Why did I go on that digression into male sexual psychology in America?
Let’s go back to my teen and college years playing White Wolf’s World of Darkness (WoD) games.
I graduated from high school in 1999, which was the height of the era of explosive popularity growth for WoD and specifically the Mind’s Eye Theater LARPs set in WoD. I played quite a lot of Vampire and Changeling (and a little bit of several of the other WoD settings) during this time and it was relatively apparent to me that each of the World of Darkness games was centered on different horror themes. Each setting tried to explore different sorts of tragedies and fears.
The thing is, to me most of the settings seemed like only that: tragedies. They were super sad and terrible, but I failed to see the horror in them.

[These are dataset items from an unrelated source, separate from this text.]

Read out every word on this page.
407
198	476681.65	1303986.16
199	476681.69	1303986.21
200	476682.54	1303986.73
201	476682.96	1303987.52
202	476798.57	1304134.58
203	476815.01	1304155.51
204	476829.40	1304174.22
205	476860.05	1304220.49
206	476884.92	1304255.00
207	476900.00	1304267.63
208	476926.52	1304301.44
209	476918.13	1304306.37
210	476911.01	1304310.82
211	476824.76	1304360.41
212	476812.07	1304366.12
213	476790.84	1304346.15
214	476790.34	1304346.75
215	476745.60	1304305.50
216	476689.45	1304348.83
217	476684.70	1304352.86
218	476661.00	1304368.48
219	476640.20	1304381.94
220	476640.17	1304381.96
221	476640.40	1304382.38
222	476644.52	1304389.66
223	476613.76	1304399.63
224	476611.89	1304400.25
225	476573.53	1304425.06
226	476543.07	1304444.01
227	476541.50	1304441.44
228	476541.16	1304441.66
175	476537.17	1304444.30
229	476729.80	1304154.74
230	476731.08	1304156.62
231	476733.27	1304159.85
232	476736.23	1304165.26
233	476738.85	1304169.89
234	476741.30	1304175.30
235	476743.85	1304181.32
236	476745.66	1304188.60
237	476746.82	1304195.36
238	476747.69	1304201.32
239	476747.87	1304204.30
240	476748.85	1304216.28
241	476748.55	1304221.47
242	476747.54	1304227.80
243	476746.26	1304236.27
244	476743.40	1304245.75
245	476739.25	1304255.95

To be more specific, in Vampire of that era you were encouraged to be afraid of the “beast” inside you that could take you over and make you give in to your inherently predatory nature as a vampire and do evil and terrible things if you didn’t have the willpower to stop it.
Does that sound familiar?
It didn’t to me until much, much later. Teenage me mostly though, “that’s a stupid idea, I just don’t do things I know are wrong no matter what I might want” (and for the most part I didn’t). But I’m guessing that for some of the men at the same table that was not “a stupid idea” it was a very real fear about their own control over their sexuality.
Vampire clearly failed to convey to me why the beast was meant to be terrifying, but as an adult I can at least understand what they were going for. It also makes me very curious what else I’ve missed. I’ve played plenty of tabletop horror games that didn’t seem scary to me beyond creepy settings or vaguely startling jump scares.
Were they just mediocre games or was I missing different fears that I didn’t understand?